Dr David Comerford, from the Behavioural Science Centre at the University of Stirling, has published new research looking at people’s decision making around their pension wealth.
An advice website setup by the Government in the wake of pensions reforms could be exacerbating people’s unconscious bias and influencing their financial decisions, according to experts at the University of Stirling.
Dr David Comerford, from the Behavioural Science Centre at the University of Stirling, supported by Jenny Robinson, has published new research looking at people’s decision making around their pension wealth. In the UK, since 2015, people have had the choice of taking a cash lump sum instead of purchasing an annuity.
Dr Comerford said: “Making the choice about how to decumulate the wealth in their pension pot is a complex decision for most people, which can have profound long-term consequences. In countries such as Australia and the USA where pension freedoms have been in place for longer, an interesting trend has developed.

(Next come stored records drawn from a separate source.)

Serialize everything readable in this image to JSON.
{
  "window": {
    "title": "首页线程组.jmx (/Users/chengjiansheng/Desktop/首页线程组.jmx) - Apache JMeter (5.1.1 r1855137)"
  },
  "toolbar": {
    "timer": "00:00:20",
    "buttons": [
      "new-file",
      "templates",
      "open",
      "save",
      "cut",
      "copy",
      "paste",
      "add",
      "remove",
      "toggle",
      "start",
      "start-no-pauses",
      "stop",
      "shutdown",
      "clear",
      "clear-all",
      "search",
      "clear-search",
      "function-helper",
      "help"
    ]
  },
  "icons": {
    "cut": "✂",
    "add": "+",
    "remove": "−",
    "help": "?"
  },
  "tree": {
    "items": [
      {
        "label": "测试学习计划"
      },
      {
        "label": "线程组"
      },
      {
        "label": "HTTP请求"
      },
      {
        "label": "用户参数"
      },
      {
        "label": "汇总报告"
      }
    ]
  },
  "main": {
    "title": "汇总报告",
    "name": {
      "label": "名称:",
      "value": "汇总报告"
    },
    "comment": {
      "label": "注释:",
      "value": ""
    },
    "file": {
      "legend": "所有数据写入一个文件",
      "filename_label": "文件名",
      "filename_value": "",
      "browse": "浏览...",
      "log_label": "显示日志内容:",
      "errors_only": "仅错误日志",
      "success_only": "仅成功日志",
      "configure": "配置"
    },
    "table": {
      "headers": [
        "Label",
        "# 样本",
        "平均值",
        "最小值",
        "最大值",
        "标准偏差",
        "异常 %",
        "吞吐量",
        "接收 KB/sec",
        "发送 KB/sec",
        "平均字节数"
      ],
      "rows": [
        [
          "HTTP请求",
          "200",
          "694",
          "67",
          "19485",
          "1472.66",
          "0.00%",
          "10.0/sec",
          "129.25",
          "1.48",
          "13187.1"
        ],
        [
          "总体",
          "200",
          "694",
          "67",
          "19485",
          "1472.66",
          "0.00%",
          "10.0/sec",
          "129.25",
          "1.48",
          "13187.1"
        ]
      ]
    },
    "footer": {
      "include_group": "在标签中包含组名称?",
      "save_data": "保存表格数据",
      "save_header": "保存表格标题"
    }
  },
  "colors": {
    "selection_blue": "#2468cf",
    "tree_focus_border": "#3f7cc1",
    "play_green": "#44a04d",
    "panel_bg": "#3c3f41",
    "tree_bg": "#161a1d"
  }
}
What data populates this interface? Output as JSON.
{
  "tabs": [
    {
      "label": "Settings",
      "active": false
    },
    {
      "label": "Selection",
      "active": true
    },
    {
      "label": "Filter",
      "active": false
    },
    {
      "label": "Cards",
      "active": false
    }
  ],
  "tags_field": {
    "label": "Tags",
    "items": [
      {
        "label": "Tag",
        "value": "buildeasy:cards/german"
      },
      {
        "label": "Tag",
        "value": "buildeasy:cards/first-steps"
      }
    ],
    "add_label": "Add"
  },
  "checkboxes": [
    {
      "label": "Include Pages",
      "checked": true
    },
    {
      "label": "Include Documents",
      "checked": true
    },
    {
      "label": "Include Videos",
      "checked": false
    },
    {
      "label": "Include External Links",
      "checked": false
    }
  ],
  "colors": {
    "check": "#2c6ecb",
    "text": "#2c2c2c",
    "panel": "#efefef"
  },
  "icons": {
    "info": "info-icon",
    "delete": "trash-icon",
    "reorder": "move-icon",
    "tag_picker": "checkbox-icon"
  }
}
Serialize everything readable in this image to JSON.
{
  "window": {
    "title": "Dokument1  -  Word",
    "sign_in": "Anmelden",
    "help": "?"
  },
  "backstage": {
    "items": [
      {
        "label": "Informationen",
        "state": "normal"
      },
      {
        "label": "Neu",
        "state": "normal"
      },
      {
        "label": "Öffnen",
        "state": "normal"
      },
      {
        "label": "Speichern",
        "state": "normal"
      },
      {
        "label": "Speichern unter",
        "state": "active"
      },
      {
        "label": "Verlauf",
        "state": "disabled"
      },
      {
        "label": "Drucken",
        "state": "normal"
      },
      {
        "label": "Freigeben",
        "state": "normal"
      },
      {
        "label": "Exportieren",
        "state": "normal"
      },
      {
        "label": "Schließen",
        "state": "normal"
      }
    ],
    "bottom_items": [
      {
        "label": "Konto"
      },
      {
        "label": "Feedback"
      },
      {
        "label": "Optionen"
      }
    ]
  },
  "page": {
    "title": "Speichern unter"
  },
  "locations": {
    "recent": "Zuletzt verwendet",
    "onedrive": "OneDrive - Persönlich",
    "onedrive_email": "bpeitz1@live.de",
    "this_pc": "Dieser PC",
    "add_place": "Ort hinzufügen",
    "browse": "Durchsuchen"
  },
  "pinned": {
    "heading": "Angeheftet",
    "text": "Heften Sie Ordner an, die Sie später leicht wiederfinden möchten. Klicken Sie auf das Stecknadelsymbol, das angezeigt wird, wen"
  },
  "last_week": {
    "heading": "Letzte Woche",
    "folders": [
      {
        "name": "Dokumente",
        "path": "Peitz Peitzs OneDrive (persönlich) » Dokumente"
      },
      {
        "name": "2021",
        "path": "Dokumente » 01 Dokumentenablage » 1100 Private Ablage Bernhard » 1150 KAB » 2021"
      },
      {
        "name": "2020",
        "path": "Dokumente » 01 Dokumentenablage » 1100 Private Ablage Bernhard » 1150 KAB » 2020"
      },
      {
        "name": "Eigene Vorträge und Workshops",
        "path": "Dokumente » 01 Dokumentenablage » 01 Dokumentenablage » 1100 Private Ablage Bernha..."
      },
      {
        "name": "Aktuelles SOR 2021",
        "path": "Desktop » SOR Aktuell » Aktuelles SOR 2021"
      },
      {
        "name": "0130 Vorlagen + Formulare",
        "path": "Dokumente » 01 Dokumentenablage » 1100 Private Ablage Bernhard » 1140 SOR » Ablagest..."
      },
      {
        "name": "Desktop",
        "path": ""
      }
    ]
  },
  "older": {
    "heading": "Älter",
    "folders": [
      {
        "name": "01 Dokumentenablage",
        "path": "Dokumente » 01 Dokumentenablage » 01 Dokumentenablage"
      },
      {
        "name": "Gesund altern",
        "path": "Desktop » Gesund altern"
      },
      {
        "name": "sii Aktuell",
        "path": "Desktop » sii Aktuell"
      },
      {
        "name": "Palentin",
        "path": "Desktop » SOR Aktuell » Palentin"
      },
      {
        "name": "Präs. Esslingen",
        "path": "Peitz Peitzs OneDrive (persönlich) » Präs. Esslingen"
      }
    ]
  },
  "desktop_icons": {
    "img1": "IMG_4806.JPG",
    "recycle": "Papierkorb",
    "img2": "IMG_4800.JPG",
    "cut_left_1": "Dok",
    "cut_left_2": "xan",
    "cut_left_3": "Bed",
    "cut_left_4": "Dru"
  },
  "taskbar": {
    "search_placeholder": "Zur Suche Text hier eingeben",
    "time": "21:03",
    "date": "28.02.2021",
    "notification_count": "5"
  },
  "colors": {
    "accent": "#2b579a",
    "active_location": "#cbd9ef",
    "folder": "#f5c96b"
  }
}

“In those countries, people tend to cash out their pensions rather than choose an annuity which provides a guaranteed income for life and the associated security that brings. Economists have dubbed this the ‘annuities puzzle’ because there is no rational explanation for choosing greater risk and lower returns over a higher paying, sure thing.”
To combat the ‘annuities puzzle’, the UK Government introduced the Pension Wise advice website to aid the public in their decision-making process. The Pension Wise website recommends that people consider ‘how long their retirement will last’ prior to making a choice and provides a life expectancy calculator for that purpose.
This latest research, involving more than 2,000 participants, has shown that the inclusion of a life expectancy calculator has the unintended consequence of driving more people to simply take the cash lump sum. This is linked to a recognised psychological approach called Terror Management Theory, which involves people’s desire to insulate themselves from a deep fear of having led an insignificant life and inevitable death.
By encouraging people to calculate their likely life expectancy, the website is effectively asking people to face their own mortality. The study shows that people completing the life expectancy calculator are far more likely to choose the lump sum option as a result.
Dr Comerford said: “The UK pensions market has undergone significant change in recent years, with the public now faced with a wider range of choice around a subject which is often perceived as difficult to understand and nor particularly interesting.
“While the Government’s Pension Wise website seeks to provide information to assist people, the failure to adequately test the effects of the content and tools on the site, such as the life expectancy calculator, has created an unintended bias.
“Supported by our research findings, it is our recommendation that all such advisory sites and tools are adequately tested on an experimental basis before being fully launched to the public and, in the meantime, that the life expectancy calculator is removed from the Pension Wise website.”
The implications are not just limited to the UK, with the US Social Security Administration website also currently offering a similar tool.